Problem with deriving the Lorentz Contraction

Question

I am trying to prove the contraction. I know there are several ways one can do it. The way I am trying to solve is said to be complicated and that there is an easier way to do so. Because I don't have a fundamental understanding of the LTs, I can't tell when a situation is easier or more difficult than the other. This is what I am doing:

Rest frame of the rod F.

Moving frame F'.

In frame F:

$x_1=0$ (the beginning of the rod is in the origin) $t_1=t$ (some arbitrary time).

$x_2=l$(end point of the rod), $t_2=t$(same arbitrary time).

In frame F':

$x_1'=-vt_1'-l'$ (beginning of the rod) $t_1'=t'$ (some arbitrary time in the moving frame).

$x_2'=-vt_2'$ (end of the rod), $t_2'=t'$ (same arbitrary time in the moving frame).

Now we want to detect contraction, which occurs in the moving frame:

Using the direct coordinates of the observer in F':

$\Delta x'= x_2'-x_1'=l'$.

Using the LTs :

$x_1'=\gamma(x_1-vt)=-\gamma vt$

$x_2'=\gamma(x_2-vt)=\gamma (l-vt)$

Than $\Delta x'=x_2'-x_1'=\gamma(l)$.

From here $l'=\gamma l$. The intepretation of this last equation, if I understand correctly says that the length measured by the observer in F' is bigger than the one measured by the one in F, which is totally wrong, since is the opposite of what Lorentz contraction describes, I believe

Answer 1

You need to label your events as $(t, x)$, just for clarity. (This will make solving SR problems a lot easier.)

For example:

$$E_0=(0, 0)$$ $$E_1=(0, L)$$

are the end points of the rod in its rest-frame at $t=0$. The proper length is $L$.

Then you can transform these to a moving frame to get:

$$ E'_0=(0, 0) $$

and, here's the rub,

$$ E'_1=(t_1'\ne 0, \gamma L) $$

So in the moving frame, you are not measuring the endpoints at the same time, which is no way to measure a moving object.

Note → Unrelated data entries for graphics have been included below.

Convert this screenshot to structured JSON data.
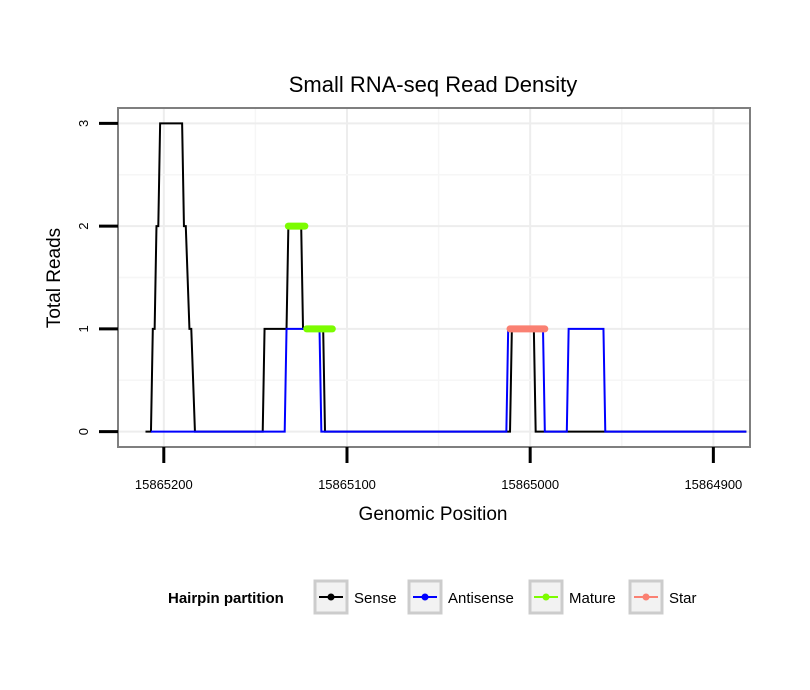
{
  "chart_data": {
    "type": "line",
    "title": "Small RNA-seq Read Density",
    "xlabel": "Genomic Position",
    "ylabel": "Total Reads",
    "xlim": [
      15865225,
      15864880
    ],
    "ylim": [
      -0.15,
      3.15
    ],
    "x_reversed": true,
    "grid": true,
    "x_ticks": [
      15865200,
      15865100,
      15865000,
      15864900
    ],
    "x_tick_labels": [
      "15865200",
      "15865100",
      "15865000",
      "15864900"
    ],
    "y_ticks": [
      0,
      1,
      2,
      3
    ],
    "y_tick_labels": [
      "0",
      "1",
      "2",
      "3"
    ],
    "legend": {
      "title": "Hairpin partition",
      "position": "bottom",
      "entries": [
        {
          "label": "Sense",
          "color": "#000000"
        },
        {
          "label": "Antisense",
          "color": "#0000ff"
        },
        {
          "label": "Mature",
          "color": "#7cfc00"
        },
        {
          "label": "Star",
          "color": "#fa8072"
        }
      ]
    },
    "series": [
      {
        "name": "Sense",
        "color": "#000000",
        "points": [
          [
            15865210,
            0
          ],
          [
            15865207,
            0
          ],
          [
            15865206,
            1
          ],
          [
            15865205,
            1
          ],
          [
            15865204,
            2
          ],
          [
            15865203,
            2
          ],
          [
            15865202,
            3
          ],
          [
            15865201,
            3
          ],
          [
            15865190,
            3
          ],
          [
            15865189,
            2
          ],
          [
            15865188,
            2
          ],
          [
            15865186,
            1
          ],
          [
            15865185,
            1
          ],
          [
            15865183,
            0
          ],
          [
            15865146,
            0
          ],
          [
            15865145,
            1
          ],
          [
            15865133,
            1
          ],
          [
            15865132,
            2
          ],
          [
            15865125,
            2
          ],
          [
            15865124,
            1
          ],
          [
            15865113,
            1
          ],
          [
            15865112,
            0
          ],
          [
            15865011,
            0
          ],
          [
            15865010,
            1
          ],
          [
            15864998,
            1
          ],
          [
            15864997,
            0
          ],
          [
            15864882,
            0
          ]
        ]
      },
      {
        "name": "Antisense",
        "color": "#0000ff",
        "points": [
          [
            15865207,
            0
          ],
          [
            15865134,
            0
          ],
          [
            15865133,
            1
          ],
          [
            15865115,
            1
          ],
          [
            15865114,
            0
          ],
          [
            15865013,
            0
          ],
          [
            15865012,
            1
          ],
          [
            15864993,
            1
          ],
          [
            15864992,
            0
          ],
          [
            15864980,
            0
          ],
          [
            15864979,
            1
          ],
          [
            15864960,
            1
          ],
          [
            15864959,
            0
          ],
          [
            15864882,
            0
          ]
        ]
      },
      {
        "name": "Mature",
        "color": "#7cfc00",
        "segments": [
          {
            "x": [
              15865132,
              15865123
            ],
            "y": 2
          },
          {
            "x": [
              15865122,
              15865108
            ],
            "y": 1
          }
        ]
      },
      {
        "name": "Star",
        "color": "#fa8072",
        "segments": [
          {
            "x": [
              15865011,
              15864992
            ],
            "y": 1
          }
        ]
      }
    ]
  }
}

So you need to find a third event that is the far end point of the rod at $t' = 0$:

$$ E'_2=(0, x'_2) $$

When you do that, you will get:

$$x'_2 = L/\gamma $$

Answer 2

In the S frame, in which the rod is moving at speed $v$ in the $x$ direction, we must mark the positions, $x_1$ and $x_2$, of its ends simultaneously (at time $T$, say) if we are to find the rod's length, $L$, as $x_2-x_1$. So we have two events, whose space-time co-ordinates are ($x_1, T$) and ($x_2, T$)

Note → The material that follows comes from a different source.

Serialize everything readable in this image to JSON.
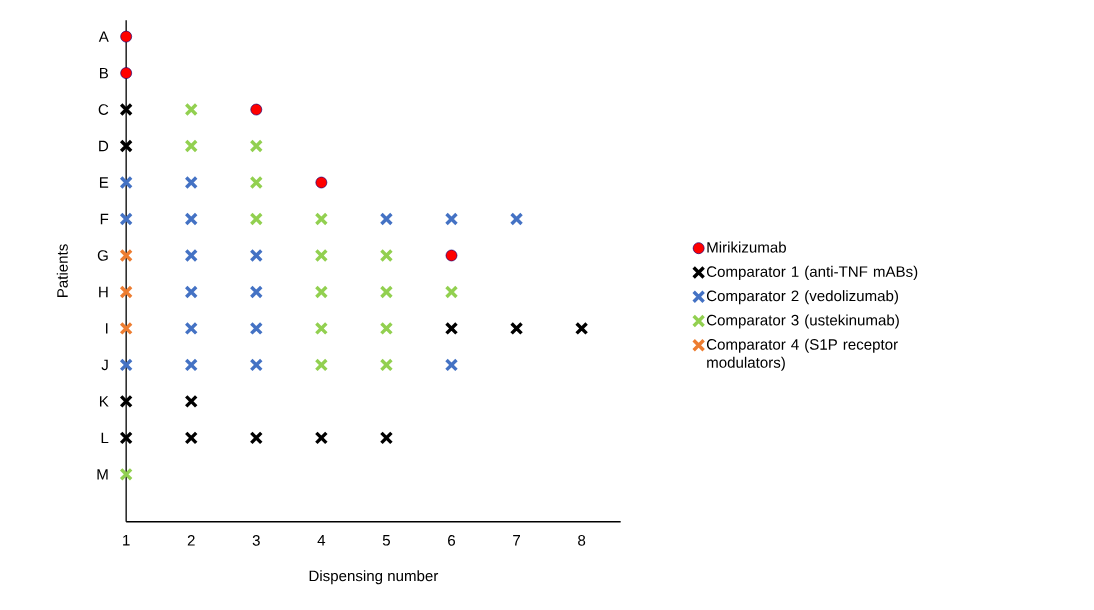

Therefore in the S' frame, in which the rod is stationary, the $x$-co-ordinates of these end-of-rod events are $$x'_2=\gamma(x_2-vT),\ \ \ \ x'_1=\gamma(x_1-vT), \ \ \ \ \text{so}\ \ \ \ x'_2-x'_1=\gamma(x_2-x_1)=\gamma L$$

The length, $L_0$, of the rod in its own rest frame is therefore $L_0=x'_2- x'_1$, so $L=\frac 1\gamma L_0$.

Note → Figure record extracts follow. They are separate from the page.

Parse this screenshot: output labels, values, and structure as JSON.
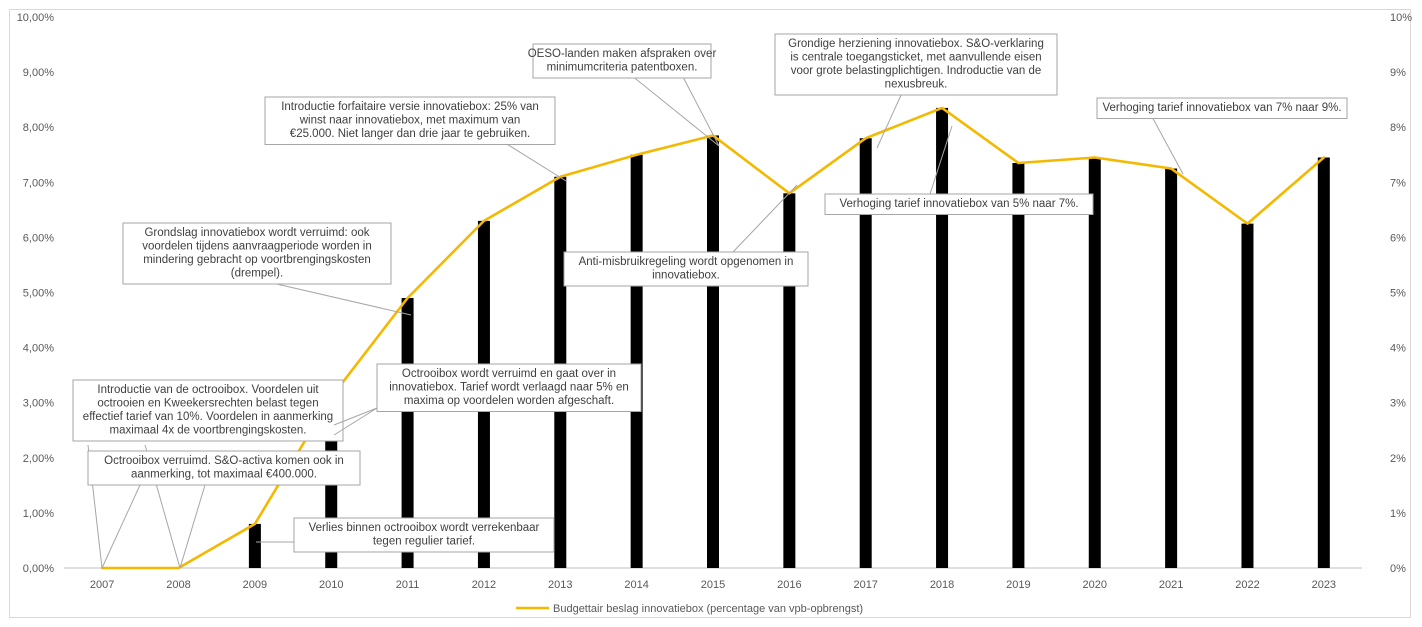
{
  "chart_data": {
    "type": "bar",
    "categories": [
      "2007",
      "2008",
      "2009",
      "2010",
      "2011",
      "2012",
      "2013",
      "2014",
      "2015",
      "2016",
      "2017",
      "2018",
      "2019",
      "2020",
      "2021",
      "2022",
      "2023"
    ],
    "series": [
      {
        "values": [
          0.0,
          0.0,
          0.8,
          3.1,
          4.9,
          6.3,
          7.1,
          7.5,
          7.85,
          6.8,
          7.8,
          8.35,
          7.35,
          7.45,
          7.25,
          6.25,
          7.45
        ]
      },
      {
        "name": "Budgettair beslag innovatiebox (percentage van vpb-opbrengst)",
        "type": "line",
        "color": "#f5b800",
        "values": [
          0.0,
          0.0,
          0.8,
          3.1,
          4.9,
          6.3,
          7.1,
          7.5,
          7.85,
          6.8,
          7.8,
          8.35,
          7.35,
          7.45,
          7.25,
          6.25,
          7.45
        ]
      }
    ],
    "ylim": [
      0,
      10
    ],
    "left_axis_ticks": [
      "0,00%",
      "1,00%",
      "2,00%",
      "3,00%",
      "4,00%",
      "5,00%",
      "6,00%",
      "7,00%",
      "8,00%",
      "9,00%",
      "10,00%"
    ],
    "right_axis_ticks": [
      "0%",
      "1%",
      "2%",
      "3%",
      "4%",
      "5%",
      "6%",
      "7%",
      "8%",
      "9%",
      "10%"
    ],
    "legend_position": "bottom",
    "annotations": [
      {
        "lines": [
          "Introductie van de octrooibox. Voordelen uit",
          "octrooien en Kweekersrechten belast tegen",
          "effectief tarief van 10%. Voordelen in aanmerking",
          "maximaal 4x de voortbrengingskosten."
        ]
      },
      {
        "lines": [
          "Octrooibox verruimd. S&O-activa komen ook in",
          "aanmerking, tot maximaal €400.000."
        ]
      },
      {
        "lines": [
          "Verlies binnen octrooibox wordt verrekenbaar",
          "tegen regulier tarief."
        ]
      },
      {
        "lines": [
          "Octrooibox wordt verruimd en gaat over in",
          "innovatiebox. Tarief wordt verlaagd naar 5% en",
          "maxima op voordelen worden afgeschaft."
        ]
      },
      {
        "lines": [
          "Grondslag innovatiebox wordt verruimd: ook",
          "voordelen tijdens aanvraagperiode worden in",
          "mindering gebracht op voortbrengingskosten",
          "(drempel)."
        ]
      },
      {
        "lines": [
          "Introductie forfaitaire versie innovatiebox: 25% van",
          "winst naar innovatiebox, met maximum van",
          "€25.000. Niet langer dan drie jaar te gebruiken."
        ]
      },
      {
        "lines": [
          "OESO-landen maken afspraken over",
          "minimumcriteria patentboxen."
        ]
      },
      {
        "lines": [
          "Anti-misbruikregeling wordt opgenomen in",
          "innovatiebox."
        ]
      },
      {
        "lines": [
          "Grondige herziening innovatiebox. S&O-verklaring",
          "is centrale toegangsticket, met aanvullende eisen",
          "voor grote belastingplichtigen. Indroductie van de",
          "nexusbreuk."
        ]
      },
      {
        "lines": [
          "Verhoging tarief innovatiebox van 5% naar 7%."
        ]
      },
      {
        "lines": [
          "Verhoging tarief innovatiebox van 7% naar 9%."
        ]
      }
    ]
  }
}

BUT, you may say, the events of marking the ends of the rod were simultaneous in the S frame, but they won't be simultaneous in S'. Surely that invalidates $L_0=x'_2- x'_1$ ? No it doesn't, because in the rod's own rest frame we don't have to make simultaneous note of the positions of its ends; it wouldn't matter if we made them days apart!